Miami Art Basel 2021

Genesis Tramaine, Kennedy Yanko, Louisa Gagliardi

 

 Il nous aura fallu quelques jours pour digérer cette semaine passée à Miami à l’occasion de la foire Art Basel. Avons-nous tout bien tout saisi ? Sommes-nous passés à côté de l’essentiel ? Comment se fait-il que nous ne ressentions pas l’universel engouement de nos pairs ? Pas de “wow”, ni de “amazing” de notre côté pour la “main fair” de cette édition sous les palmiers et le béton. En 2019 nous écrivions à l’occasion d’une autre foire célèbre : “On s’amuse à instagramer les instagrameurs qui s’instagrament devant les toiles, une mise en abîme bigarrée qui nous laisse songeurs. Jusqu’où va la catharsis si l’on regarde seulement une toile à travers le prisme de sa ‘story’ ? A-t-on le temps d’interpréter, d’analyser, de comprendre quand on se précipite pour poster un cliché carré ? La foule qui se presse devant les citrons étincelants et piqués de pierres précieuses de Kathleen Ryan aperçoit-elle seulement la pourriture manger le fruit ? Oui les apparences sont parfois trompeuses… On se demande bien combien de temps durera, et jusqu’où ira, ce marché de l’art qui vend une banane scotchée à un mur pour 120 000 dollars (Maurizio Cattelan à Art Basel Miami 2019).” On aurait pensé que deux ans et une pandémie plus tard, les choses auraient peut-être changées, mais non. Absolument pas. Il semblerait que rien n’arrête plus la folie… Cargos et avions sont affrétés par des galeristes européens pour transporter des œuvres qui seront achetées par d’autres européens qui auraient pu effectuer cette transaction sans dépenser quatre tonnes de CO2 en plus de leurs millions d’euros. Mais bien sûr, mieux vaut ne pas trop y penser et se rassurer comme on peut : “c’est important de ne pas perdre le lien social”, “c’est plus beau en vrai que sur Insta” ou encore “ça fait deux ans qu’on a pas voyagé !”.

 

Claudia KeepIssy Wood, Yayoi Kusama

 

 

Une fois rassurés (et démasqués) on ne sait plus bien où donner de la tête et tout se mélange : on nous parle du show Vuitton en hommage à Virgil Abloh, du dernier crypto-boy de dix-neuf ans qui donne une conférence et ses conseils avisés pour acquérir des NFT, on nous propose un vernissage/vente de sacs à main, mais tout ceci bien sûr est impossible sans le Pouvoir du Sceau Sacré : notre nom sur une guestlist.

 

Amako Boafo, , Reginald O'Neal, Otis Kwame Kye Quaicoe

Derrière tout ce plastique, cette superficialité et, il faut bien le dire, ce bullshit spéculatif, il émerge quand même quelques pépites. Des galeries indépendantes qui défoncent des portes et ne font rien comme tout le monde (JTT NYC, the Hole, Sorry We’re Closed, Superzoom), des foires passionnantes comme NADA (New Art Dealers Alliance) où l’on rêverait de tout accrocher dans notre salon (coup de cœur pour l’artiste Claudia Keep et ses petits formats, sortes d’instantanés d’une simplicité poétique qui fait du bien).

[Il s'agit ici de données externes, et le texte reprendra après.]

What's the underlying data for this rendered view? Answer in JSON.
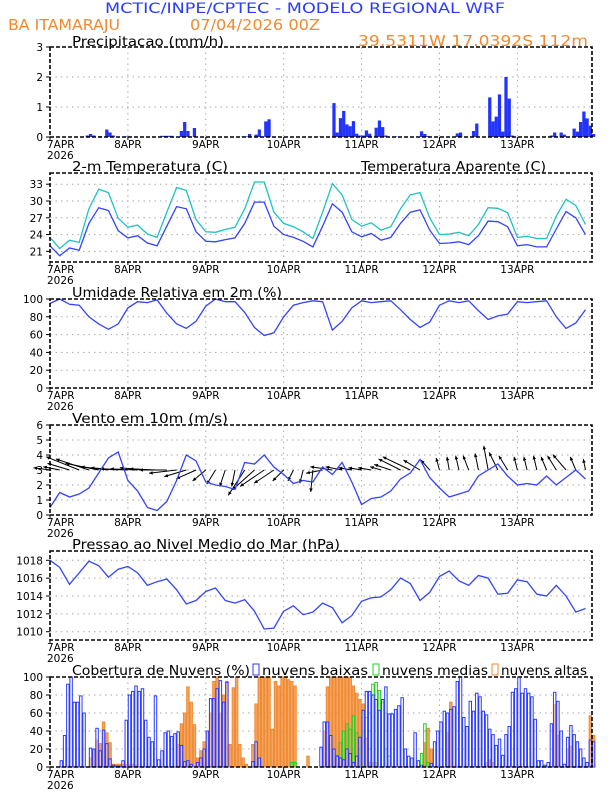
{
  "header": {
    "title": "MCTIC/INPE/CPTEC - MODELO REGIONAL WRF",
    "location": "BA ITAMARAJU",
    "run": "07/04/2026 00Z",
    "coords": "39.5311W 17.0392S 112m"
  },
  "x_axis": {
    "ticks": [
      "7APR",
      "8APR",
      "9APR",
      "10APR",
      "11APR",
      "12APR",
      "13APR"
    ],
    "year": "2026"
  },
  "colors": {
    "title": "#2b3bff",
    "header_orange": "#f08a30",
    "line_blue": "#3344ff",
    "apparent_cyan": "#1ec2c2",
    "low_clouds": "#2b3bff",
    "mid_clouds": "#22d022",
    "high_clouds": "#f08a30"
  },
  "chart_data": [
    {
      "type": "bar",
      "title": "Precipitacao (mm/h)",
      "ylim": [
        0,
        3
      ],
      "yticks": [
        0,
        1,
        2,
        3
      ],
      "grid": true,
      "values": [
        0,
        0,
        0,
        0,
        0,
        0,
        0,
        0,
        0,
        0,
        0,
        0.05,
        0.1,
        0.05,
        0,
        0.03,
        0,
        0.25,
        0.15,
        0.05,
        0,
        0,
        0,
        0.02,
        0.02,
        0,
        0,
        0,
        0,
        0,
        0,
        0,
        0,
        0,
        0.04,
        0.04,
        0.04,
        0.04,
        0,
        0,
        0.2,
        0.5,
        0.2,
        0,
        0.3,
        0,
        0,
        0,
        0,
        0,
        0,
        0,
        0,
        0,
        0,
        0,
        0,
        0,
        0,
        0.02,
        0.02,
        0.1,
        0,
        0.08,
        0.25,
        0,
        0.52,
        0.59,
        0,
        0,
        0,
        0,
        0,
        0,
        0,
        0,
        0,
        0,
        0,
        0,
        0,
        0,
        0,
        0.02,
        0,
        0,
        0,
        1.13,
        0.15,
        0.63,
        0.87,
        0.42,
        0.36,
        0.53,
        0.11,
        0.05,
        0.05,
        0.22,
        0.11,
        0,
        0.31,
        0.55,
        0.33,
        0.05,
        0,
        0,
        0.02,
        0,
        0,
        0,
        0,
        0,
        0,
        0,
        0.19,
        0.1,
        0.03,
        0,
        0,
        0,
        0,
        0,
        0,
        0,
        0,
        0.12,
        0.15,
        0,
        0,
        0,
        0.2,
        0.45,
        0,
        0,
        0,
        1.32,
        0.52,
        0.68,
        1.42,
        0.18,
        2.0,
        1.28,
        0.05,
        0,
        0,
        0,
        0,
        0,
        0.02,
        0,
        0,
        0,
        0,
        0,
        0.05,
        0.15,
        0,
        0.15,
        0.08,
        0,
        0,
        0.28,
        0.18,
        0.5,
        0.85,
        0.62,
        0.38,
        0.1
      ]
    },
    {
      "type": "line",
      "title": "2-m Temperatura (C)",
      "ylim": [
        19.1,
        35
      ],
      "yticks": [
        21,
        24,
        27,
        30,
        33
      ],
      "grid": true,
      "series": [
        {
          "name": "",
          "color": "#3344ff",
          "values": [
            22,
            20.2,
            21.6,
            21.2,
            26,
            28.8,
            28.3,
            24.7,
            23.4,
            23.8,
            22.5,
            22,
            25.5,
            29,
            28.6,
            24.5,
            22.8,
            22.7,
            23.1,
            23.4,
            26,
            29.8,
            29.8,
            25.5,
            24,
            23.5,
            22.8,
            21.8,
            25.5,
            29.5,
            28,
            24.5,
            23.6,
            24.2,
            23,
            23.5,
            26,
            28,
            28.4,
            24.8,
            22.4,
            22.5,
            22.7,
            22.2,
            23.8,
            26.4,
            26.3,
            25.4,
            22,
            22.2,
            21.8,
            21.8,
            25,
            28.1,
            27,
            24
          ]
        },
        {
          "name": "Temperatura Aparente (C)",
          "color": "#1ec2c2",
          "values": [
            23.5,
            21.5,
            23,
            22.6,
            28.6,
            32.1,
            31.5,
            26.9,
            25.3,
            25.7,
            24.1,
            23.5,
            28,
            32.4,
            31.9,
            26.7,
            24.5,
            24.4,
            24.9,
            25.3,
            28.6,
            33.4,
            33.4,
            28,
            26,
            25.4,
            24.5,
            23.3,
            28,
            33.1,
            31.1,
            26.7,
            25.5,
            26.1,
            24.8,
            25.4,
            28.6,
            31.1,
            31.5,
            27,
            24,
            24.1,
            24.4,
            23.8,
            25.8,
            28.8,
            28.7,
            27.9,
            23.5,
            23.7,
            23.3,
            23.3,
            27.3,
            30.3,
            29.2,
            25.8
          ]
        }
      ]
    },
    {
      "type": "line",
      "title": "Umidade Relativa em 2m (%)",
      "ylim": [
        0,
        100
      ],
      "yticks": [
        0,
        20,
        40,
        60,
        80,
        100
      ],
      "grid": true,
      "series": [
        {
          "name": "",
          "color": "#3344ff",
          "values": [
            95,
            100,
            94,
            93,
            80,
            72,
            66,
            72,
            90,
            97,
            96,
            99,
            84,
            72,
            67,
            75,
            92,
            100,
            97,
            97,
            85,
            68,
            59,
            62,
            80,
            93,
            96,
            98,
            97,
            65,
            75,
            90,
            98,
            96,
            97,
            98,
            88,
            77,
            68,
            74,
            93,
            98,
            96,
            98,
            87,
            77,
            81,
            83,
            97,
            96,
            97,
            98,
            80,
            67,
            73,
            88
          ]
        }
      ]
    },
    {
      "type": "line",
      "title": "Vento em 10m (m/s)",
      "ylim": [
        0,
        6
      ],
      "yticks": [
        0,
        1,
        2,
        3,
        4,
        5,
        6
      ],
      "grid": true,
      "series": [
        {
          "name": "",
          "color": "#3344ff",
          "values": [
            0.5,
            1.5,
            1.2,
            1.4,
            1.8,
            2.8,
            3.8,
            4.2,
            2.3,
            1.6,
            0.5,
            0.3,
            0.9,
            2.3,
            4.0,
            3.6,
            2.2,
            2.0,
            1.9,
            1.7,
            3.5,
            3.4,
            4.0,
            3.2,
            2.7,
            2.1,
            2.3,
            2.2,
            3.2,
            2.7,
            3.5,
            2.2,
            0.7,
            1.1,
            1.2,
            1.6,
            2.4,
            2.8,
            3.7,
            2.5,
            1.8,
            1.2,
            1.4,
            1.6,
            2.6,
            3.0,
            3.4,
            2.6,
            2.0,
            2.1,
            2.0,
            2.6,
            2.0,
            2.5,
            3.0,
            2.4
          ]
        }
      ],
      "vectors": {
        "baseline": 3,
        "u": [
          -1.5,
          -1.5,
          -2,
          -3,
          -3,
          -3,
          -2.5,
          -2.5,
          -2.5,
          -2.5,
          -2.5,
          -2.5,
          -2.5,
          -2.5,
          -2,
          -1.8,
          -1.2,
          -0.8,
          -0.5,
          -0.3,
          -1.5,
          -2,
          -2.2,
          -1.8,
          -1,
          -0.5,
          -0.3,
          -0.2,
          -1.5,
          -2,
          -1.5,
          -1.2,
          -1.2,
          -1.2,
          -1,
          -1.5,
          -2,
          -2.5,
          -1.5,
          -0.8,
          -0.3,
          -0.2,
          -0.3,
          -0.5,
          -0.3,
          -0.4,
          -0.8,
          -0.8,
          -0.3,
          -0.3,
          -0.3,
          -0.5,
          -0.8,
          -1.2,
          -0.5,
          -0.2
        ],
        "v": [
          0.2,
          0.3,
          0.6,
          1.2,
          1,
          0.6,
          0.3,
          0.2,
          0.1,
          0.1,
          0.2,
          0.1,
          0,
          -0.3,
          -0.6,
          -0.8,
          -1,
          -1.3,
          -1.5,
          -1.5,
          -2.3,
          -1.8,
          -1.5,
          -1.2,
          -1,
          -1,
          -1.2,
          -2,
          -0.3,
          0.3,
          0.3,
          0.2,
          0.2,
          0.2,
          0.3,
          0.5,
          1,
          1.2,
          0.9,
          0.9,
          1.1,
          1.2,
          1.3,
          1.3,
          1.5,
          2.2,
          1.6,
          1.3,
          1.2,
          1.2,
          1.3,
          1.2,
          1.3,
          1.4,
          1.2,
          1.0
        ]
      }
    },
    {
      "type": "line",
      "title": "Pressao ao Nivel Medio do Mar (hPa)",
      "ylim": [
        1009.07,
        1019.04
      ],
      "yticks": [
        1010,
        1012,
        1014,
        1016,
        1018
      ],
      "grid": true,
      "series": [
        {
          "name": "",
          "color": "#3344ff",
          "values": [
            1018,
            1017.2,
            1015.3,
            1016.6,
            1017.9,
            1017.4,
            1016.1,
            1017,
            1017.3,
            1016.6,
            1015.2,
            1015.6,
            1015.9,
            1014.7,
            1013.1,
            1013.5,
            1014.5,
            1014.9,
            1013.5,
            1013.2,
            1013.6,
            1012.3,
            1010.3,
            1010.4,
            1012.3,
            1012.9,
            1011.9,
            1012.2,
            1013.2,
            1012.7,
            1011,
            1011.8,
            1013.4,
            1013.8,
            1013.9,
            1014.7,
            1016,
            1015.4,
            1013.5,
            1014.4,
            1016.2,
            1016.8,
            1015.7,
            1015.2,
            1016.3,
            1016,
            1014.2,
            1014.3,
            1015.8,
            1015.6,
            1014.2,
            1014,
            1015.2,
            1014,
            1012.2,
            1012.6
          ]
        }
      ]
    },
    {
      "type": "bar",
      "title": "Cobertura de Nuvens (%)",
      "ylim": [
        0,
        100
      ],
      "yticks": [
        0,
        20,
        40,
        60,
        80,
        100
      ],
      "grid": true,
      "legend": "top",
      "series": [
        {
          "name": "nuvens altas",
          "color": "#f08a30",
          "values": [
            0,
            0,
            0,
            0,
            0,
            0,
            0,
            0,
            0,
            0,
            0,
            0,
            10,
            20,
            30,
            26,
            50,
            38,
            27,
            3,
            3,
            3,
            3,
            3,
            3,
            3,
            2,
            0,
            0,
            0,
            0,
            0,
            0,
            0,
            0,
            0,
            0,
            0,
            0,
            25,
            48,
            60,
            89,
            72,
            47,
            10,
            18,
            28,
            40,
            60,
            95,
            100,
            60,
            80,
            95,
            25,
            88,
            100,
            25,
            10,
            3,
            0,
            25,
            70,
            100,
            100,
            100,
            100,
            42,
            95,
            90,
            100,
            100,
            97,
            95,
            90,
            0,
            0,
            0,
            12,
            0,
            0,
            0,
            0,
            40,
            89,
            100,
            100,
            100,
            100,
            100,
            100,
            100,
            90,
            82,
            75,
            70,
            32,
            5,
            5,
            5,
            0,
            0,
            0,
            0,
            0,
            0,
            0,
            0,
            0,
            0,
            0,
            0,
            0,
            0,
            27,
            43,
            20,
            0,
            0,
            0,
            0,
            38,
            72,
            0,
            0,
            0,
            0,
            0,
            0,
            0,
            0,
            0,
            0,
            5,
            8,
            5,
            0,
            0,
            0,
            0,
            0,
            0,
            0,
            0,
            0,
            0,
            0,
            0,
            0,
            0,
            0,
            0,
            0,
            0,
            69,
            35,
            0,
            0,
            20,
            23,
            0,
            0,
            0,
            0,
            0,
            57,
            35
          ]
        },
        {
          "name": "nuvens medias",
          "color": "#22d022",
          "values": [
            0,
            0,
            0,
            0,
            0,
            0,
            0,
            0,
            0,
            0,
            0,
            0,
            0,
            0,
            0,
            0,
            0,
            0,
            0,
            0,
            0,
            0,
            0,
            0,
            0,
            0,
            0,
            0,
            0,
            0,
            0,
            0,
            0,
            0,
            0,
            0,
            0,
            0,
            0,
            0,
            0,
            0,
            0,
            0,
            0,
            0,
            0,
            0,
            0,
            0,
            0,
            0,
            0,
            0,
            0,
            0,
            0,
            0,
            0,
            0,
            0,
            0,
            0,
            0,
            0,
            0,
            0,
            0,
            0,
            0,
            0,
            0,
            0,
            0,
            5,
            5,
            0,
            0,
            0,
            0,
            0,
            0,
            0,
            0,
            0,
            0,
            0,
            0,
            13,
            27,
            40,
            48,
            42,
            57,
            38,
            20,
            40,
            55,
            60,
            92,
            94,
            85,
            72,
            20,
            12,
            0,
            0,
            0,
            0,
            0,
            0,
            0,
            0,
            0,
            15,
            48,
            5,
            0,
            0,
            0,
            0,
            0,
            0,
            0,
            0,
            0,
            0,
            0,
            0,
            0,
            0,
            0,
            0,
            0,
            0,
            0,
            0,
            0,
            0,
            0,
            0,
            0,
            0,
            0,
            0,
            0,
            0,
            0,
            0,
            0,
            0,
            0,
            0,
            0,
            0,
            0,
            0,
            0,
            0,
            0,
            0,
            0,
            0,
            0,
            0,
            0,
            0,
            0
          ]
        },
        {
          "name": "nuvens baixas",
          "color": "#2b3bff",
          "values": [
            0,
            0,
            0,
            7,
            35,
            92,
            100,
            72,
            72,
            79,
            60,
            0,
            21,
            20,
            43,
            18,
            41,
            26,
            9,
            2,
            1,
            1,
            7,
            52,
            80,
            84,
            90,
            84,
            87,
            52,
            33,
            28,
            79,
            8,
            18,
            38,
            40,
            34,
            37,
            39,
            24,
            6,
            7,
            3,
            0,
            5,
            10,
            20,
            40,
            76,
            76,
            87,
            96,
            72,
            94,
            0,
            0,
            0,
            0,
            0,
            0,
            0,
            6,
            28,
            10,
            0,
            0,
            0,
            0,
            0,
            0,
            0,
            0,
            0,
            0,
            0,
            0,
            0,
            0,
            0,
            0,
            0,
            0,
            22,
            50,
            50,
            35,
            20,
            12,
            10,
            8,
            20,
            15,
            5,
            12,
            33,
            63,
            84,
            84,
            80,
            75,
            63,
            75,
            89,
            59,
            59,
            64,
            68,
            77,
            20,
            12,
            10,
            38,
            7,
            2,
            0,
            0,
            4,
            28,
            40,
            50,
            62,
            60,
            64,
            67,
            95,
            100,
            55,
            45,
            73,
            62,
            82,
            78,
            62,
            58,
            42,
            36,
            24,
            31,
            13,
            36,
            45,
            83,
            87,
            100,
            82,
            87,
            82,
            78,
            53,
            7,
            7,
            2,
            5,
            48,
            83,
            73,
            40,
            3,
            33,
            46,
            36,
            28,
            20,
            10,
            5,
            30,
            28
          ]
        }
      ]
    }
  ]
}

La part belle est faite à la figuration avec des artistes-femmes superstars comme Issy Wood ou Louise Gagliardi. On découvre aussi une vraie représentation d’artistes noirs, afro-américains ou issus de la diaspora africaine. Parmi eux Otis Kwame Kye Quaicoe artiste ghanéen résident en 2021 chez les Rubell, mais aussi Danielle Mckinney et ses SUBLIMES toiles suaves et enfumées, nous restons sans voix devant les sculptures monumentales de Kennedy Yanko et les grands formats bouleversants de sens de Reginald O'Neal. Du beau il y en a, mais c’est comme souvent, il faut quitter les chemins tout tracés et savoir regarder là où personne ne s’arrête.

 

Danielle Mckinney

 

Peut-être aussi faut-il un tel chaos, une telle foire justement, pour apprécier encore davantage les jeunes talents (artistes comme galeristes) émergents. Espérons seulement que cette future génération saura s’émanciper des codes dépassés du monde de l’art contemporain et de cette foire très fatiguée.